Sollten die russischen Gaslieferungen über die Pipeline Nord-Stream-1 auch nach der Wartung ausbleiben, wird man laut Energieministerin Leonore Gewessler (Grüne) evaluieren müssen, ob die Gasspeicher bis zum Beginn der Heizsaison zu 80 Prozent befüllt werden können. Das sei das Kriterium für die nächste Stufe im Gas-Notfallplan, sagte Gewessler am Mittwoch. Wenn dieses Ziel gefährdet sei, "dann werden auch bei uns die nächsten Schritte fällig, das heißt, auch die Alarmstufe".

Der russische Präsident Wladimir Putin sei "kein verlässliches Gegenüber", sagte Gewessler bei der Präsentation eines Wasserstoffprojekts von Burgenland Energie und Verbund. In den nächsten Tagen werde sich zeigen, ob nach der Wartung der Nord Stream 1 die russischen Gaslieferungen wieder aufgenommen werden und in welchem Ausmaß. "Für uns ist Nord Stream 1 nicht die zentrale Versorgungsroute, aber für Deutschland ist sie es", sagte die Ministerin. "Wenn Nord Stream 1 nicht mehr liefert, ist das für ganz Europa eine äußerst angespannte Situation."

Deshalb werde es am nächsten Dienstag einen außerordentlichen Rat der Energieminister in Brüssel geben, um die Situation zu bewerten und den neuen Vorschlag der EU-Kommission für den Winterplan zu diskutieren.

Speicher Österreichs zu mehr als 50 Prozent gefüllt

Die österreichischen Gasspeicher seien heute zu mehr als 50 Prozent gefüllt und man habe auch trotz des Totalausfalls der Nord Stream 1 weiter Gas eingespeichert. Der Vorrat entspreche etwa der Hälfte des österreichischen Jahresverbrauchs. "Wir können im Notfall auf alle Mengen zugreifen", sagte Gewessler. Das könne im Zuge der Energielenkung per Verordnung mit einer Zweidrittel-Mehrheit im Hauptausschuss des Nationalrates erfolgen.

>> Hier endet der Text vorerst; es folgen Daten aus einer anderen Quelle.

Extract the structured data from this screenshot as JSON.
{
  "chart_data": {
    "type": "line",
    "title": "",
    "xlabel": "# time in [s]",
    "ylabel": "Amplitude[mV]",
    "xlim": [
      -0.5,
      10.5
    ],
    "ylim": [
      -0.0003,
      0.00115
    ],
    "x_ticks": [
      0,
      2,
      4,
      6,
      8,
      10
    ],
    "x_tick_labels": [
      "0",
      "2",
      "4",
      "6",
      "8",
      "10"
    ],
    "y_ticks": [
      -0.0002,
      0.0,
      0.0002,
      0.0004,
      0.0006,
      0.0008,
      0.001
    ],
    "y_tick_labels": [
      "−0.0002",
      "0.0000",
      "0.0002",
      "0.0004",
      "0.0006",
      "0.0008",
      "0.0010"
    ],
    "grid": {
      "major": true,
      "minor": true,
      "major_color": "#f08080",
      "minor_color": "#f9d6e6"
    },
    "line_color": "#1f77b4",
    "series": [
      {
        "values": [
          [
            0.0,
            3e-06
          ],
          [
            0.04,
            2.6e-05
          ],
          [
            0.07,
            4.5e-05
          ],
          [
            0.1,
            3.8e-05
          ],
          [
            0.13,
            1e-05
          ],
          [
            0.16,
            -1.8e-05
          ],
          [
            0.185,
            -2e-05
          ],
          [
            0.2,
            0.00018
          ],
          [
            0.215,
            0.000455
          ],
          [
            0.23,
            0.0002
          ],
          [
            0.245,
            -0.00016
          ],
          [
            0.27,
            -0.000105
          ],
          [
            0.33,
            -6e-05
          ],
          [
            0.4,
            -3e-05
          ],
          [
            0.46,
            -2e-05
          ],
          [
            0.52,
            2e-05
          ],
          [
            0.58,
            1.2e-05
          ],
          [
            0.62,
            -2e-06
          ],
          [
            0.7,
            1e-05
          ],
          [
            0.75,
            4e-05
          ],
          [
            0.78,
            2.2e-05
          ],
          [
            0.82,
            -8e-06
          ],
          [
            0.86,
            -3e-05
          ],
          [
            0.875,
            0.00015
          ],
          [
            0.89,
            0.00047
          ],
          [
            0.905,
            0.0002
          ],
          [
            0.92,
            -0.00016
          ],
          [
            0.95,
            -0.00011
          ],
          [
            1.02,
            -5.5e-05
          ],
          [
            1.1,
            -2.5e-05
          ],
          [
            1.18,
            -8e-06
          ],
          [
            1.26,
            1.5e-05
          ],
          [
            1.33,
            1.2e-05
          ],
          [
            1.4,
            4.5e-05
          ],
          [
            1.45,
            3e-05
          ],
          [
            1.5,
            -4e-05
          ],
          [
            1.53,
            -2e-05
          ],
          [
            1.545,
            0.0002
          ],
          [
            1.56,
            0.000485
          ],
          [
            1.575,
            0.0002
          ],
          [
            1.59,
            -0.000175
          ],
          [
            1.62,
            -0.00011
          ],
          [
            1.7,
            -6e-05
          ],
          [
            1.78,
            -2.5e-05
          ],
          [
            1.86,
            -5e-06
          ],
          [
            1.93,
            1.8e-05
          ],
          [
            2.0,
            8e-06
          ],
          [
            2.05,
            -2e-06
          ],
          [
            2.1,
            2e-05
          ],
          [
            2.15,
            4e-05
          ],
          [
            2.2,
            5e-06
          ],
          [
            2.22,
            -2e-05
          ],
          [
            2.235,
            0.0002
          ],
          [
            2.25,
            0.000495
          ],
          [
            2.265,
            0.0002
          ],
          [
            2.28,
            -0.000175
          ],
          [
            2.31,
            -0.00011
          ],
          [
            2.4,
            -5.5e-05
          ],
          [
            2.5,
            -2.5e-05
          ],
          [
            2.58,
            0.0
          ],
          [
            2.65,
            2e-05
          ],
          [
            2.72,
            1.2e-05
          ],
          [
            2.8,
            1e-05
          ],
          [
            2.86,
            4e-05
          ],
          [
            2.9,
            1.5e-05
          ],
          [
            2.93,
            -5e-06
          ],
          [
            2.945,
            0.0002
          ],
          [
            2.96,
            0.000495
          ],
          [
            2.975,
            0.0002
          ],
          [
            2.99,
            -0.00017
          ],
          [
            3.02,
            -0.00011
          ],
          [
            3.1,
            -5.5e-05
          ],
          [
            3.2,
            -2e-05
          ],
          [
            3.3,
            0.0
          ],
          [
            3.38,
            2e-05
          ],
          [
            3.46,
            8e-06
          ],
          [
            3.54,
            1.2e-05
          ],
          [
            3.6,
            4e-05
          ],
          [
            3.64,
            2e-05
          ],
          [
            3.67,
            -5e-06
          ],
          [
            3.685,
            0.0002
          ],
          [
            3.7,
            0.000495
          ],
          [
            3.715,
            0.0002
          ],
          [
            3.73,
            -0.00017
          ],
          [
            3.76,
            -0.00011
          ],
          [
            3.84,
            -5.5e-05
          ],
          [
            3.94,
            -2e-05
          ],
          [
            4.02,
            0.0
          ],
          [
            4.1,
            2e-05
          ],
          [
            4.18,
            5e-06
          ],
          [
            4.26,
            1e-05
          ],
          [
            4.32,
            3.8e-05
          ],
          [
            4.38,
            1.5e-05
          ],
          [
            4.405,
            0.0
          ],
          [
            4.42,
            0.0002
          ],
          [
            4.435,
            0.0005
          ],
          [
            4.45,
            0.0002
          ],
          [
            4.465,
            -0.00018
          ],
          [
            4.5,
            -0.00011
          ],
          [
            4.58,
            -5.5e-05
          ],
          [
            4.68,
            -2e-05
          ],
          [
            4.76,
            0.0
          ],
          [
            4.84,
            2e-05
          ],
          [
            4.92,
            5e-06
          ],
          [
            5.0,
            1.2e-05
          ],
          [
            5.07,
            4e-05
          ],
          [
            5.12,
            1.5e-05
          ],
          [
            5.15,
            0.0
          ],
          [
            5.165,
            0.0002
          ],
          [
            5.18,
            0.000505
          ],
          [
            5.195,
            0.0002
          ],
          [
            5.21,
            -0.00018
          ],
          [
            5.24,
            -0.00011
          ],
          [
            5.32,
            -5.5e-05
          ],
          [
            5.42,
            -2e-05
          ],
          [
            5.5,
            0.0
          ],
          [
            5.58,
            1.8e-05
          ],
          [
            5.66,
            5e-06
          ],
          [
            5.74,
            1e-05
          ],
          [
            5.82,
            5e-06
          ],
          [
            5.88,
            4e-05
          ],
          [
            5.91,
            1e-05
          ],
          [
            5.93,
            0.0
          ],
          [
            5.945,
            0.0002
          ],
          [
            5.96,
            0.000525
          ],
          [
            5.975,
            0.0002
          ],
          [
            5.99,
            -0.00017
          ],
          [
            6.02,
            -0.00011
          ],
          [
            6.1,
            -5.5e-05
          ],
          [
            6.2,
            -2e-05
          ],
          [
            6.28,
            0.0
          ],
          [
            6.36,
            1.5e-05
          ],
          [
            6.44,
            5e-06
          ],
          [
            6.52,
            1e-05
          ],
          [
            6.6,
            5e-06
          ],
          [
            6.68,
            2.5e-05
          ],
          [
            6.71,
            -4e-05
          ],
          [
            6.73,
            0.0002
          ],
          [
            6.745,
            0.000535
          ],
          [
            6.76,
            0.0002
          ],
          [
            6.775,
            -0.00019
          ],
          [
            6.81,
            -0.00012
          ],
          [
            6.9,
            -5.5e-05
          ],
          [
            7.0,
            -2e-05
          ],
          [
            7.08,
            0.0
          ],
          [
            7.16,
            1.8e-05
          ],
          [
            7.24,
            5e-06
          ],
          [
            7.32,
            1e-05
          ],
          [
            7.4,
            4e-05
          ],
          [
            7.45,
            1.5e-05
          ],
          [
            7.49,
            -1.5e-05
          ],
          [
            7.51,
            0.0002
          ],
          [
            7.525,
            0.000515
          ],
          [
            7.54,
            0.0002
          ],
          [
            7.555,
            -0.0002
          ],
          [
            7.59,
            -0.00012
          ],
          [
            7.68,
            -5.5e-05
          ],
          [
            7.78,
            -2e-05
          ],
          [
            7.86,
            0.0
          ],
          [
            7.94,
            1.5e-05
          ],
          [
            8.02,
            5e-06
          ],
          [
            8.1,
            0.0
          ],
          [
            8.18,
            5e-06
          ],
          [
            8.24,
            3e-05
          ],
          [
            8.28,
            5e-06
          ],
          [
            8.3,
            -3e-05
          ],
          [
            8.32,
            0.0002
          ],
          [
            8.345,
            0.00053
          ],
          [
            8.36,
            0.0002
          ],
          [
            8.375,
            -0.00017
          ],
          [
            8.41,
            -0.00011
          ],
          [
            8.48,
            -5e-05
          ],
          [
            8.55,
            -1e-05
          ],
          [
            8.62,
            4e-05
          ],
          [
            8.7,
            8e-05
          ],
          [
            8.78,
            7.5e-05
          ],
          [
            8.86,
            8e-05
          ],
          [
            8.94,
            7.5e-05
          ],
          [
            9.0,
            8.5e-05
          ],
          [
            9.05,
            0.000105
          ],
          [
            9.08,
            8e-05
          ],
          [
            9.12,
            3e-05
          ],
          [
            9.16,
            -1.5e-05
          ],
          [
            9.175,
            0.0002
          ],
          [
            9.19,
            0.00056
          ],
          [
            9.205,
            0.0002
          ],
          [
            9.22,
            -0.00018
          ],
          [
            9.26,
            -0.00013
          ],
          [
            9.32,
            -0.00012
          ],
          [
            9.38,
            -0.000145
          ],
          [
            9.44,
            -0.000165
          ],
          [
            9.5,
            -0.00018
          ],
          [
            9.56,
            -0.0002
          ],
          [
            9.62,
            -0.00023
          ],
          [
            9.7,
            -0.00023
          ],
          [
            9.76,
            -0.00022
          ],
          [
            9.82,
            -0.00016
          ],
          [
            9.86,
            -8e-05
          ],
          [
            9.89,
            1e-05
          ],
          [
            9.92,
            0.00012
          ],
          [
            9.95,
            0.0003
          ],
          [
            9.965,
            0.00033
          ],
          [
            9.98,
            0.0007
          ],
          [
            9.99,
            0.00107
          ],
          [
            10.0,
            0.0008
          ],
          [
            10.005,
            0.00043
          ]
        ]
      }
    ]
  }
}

Im Sinne der europäischen Solidarität würde sie das aber "nicht vorschlagen in einem ersten Schritt", man werde vielmehr "darauf schauen müssen, dass wir unsere europäischen Verpflichtungen erfüllen". So hätten auch österreichische Unternehmen Gas in der Slowakei, in Ungarn und in Deutschland eingespeichert. Auch Österreich sei bei der Gasversorgung auf andere Länder angewiesen, betonte Gewessler. So brauche man die Leitungskapazitäten anderer Länder, um von den niederländischen LNG-Terminals und aus Norwegen Gas nach Österreich zu transportieren. "Österreich ist ein Binnenland, ich kann keinen LNG-Terminal in den Neusiedler See stellen."

Verbund-Chef Michael Strugl wertete es als "sehr positiv", dass die OMV Pipeline-Kapazitäten ersteigert hat, um norwegisches Gas nach Österreich zu bringen. Das sei ein wichtiger Baustein für Österreichs Gasversorgung.

Burgenlands Landeshauptmann Hans Peter Doskozil (SPÖ) bezweifelt, dass man sich in Krisensituationen auf die europäische Solidarität verlassen kann - das habe man etwa in der Flüchtlingskrise gesehen.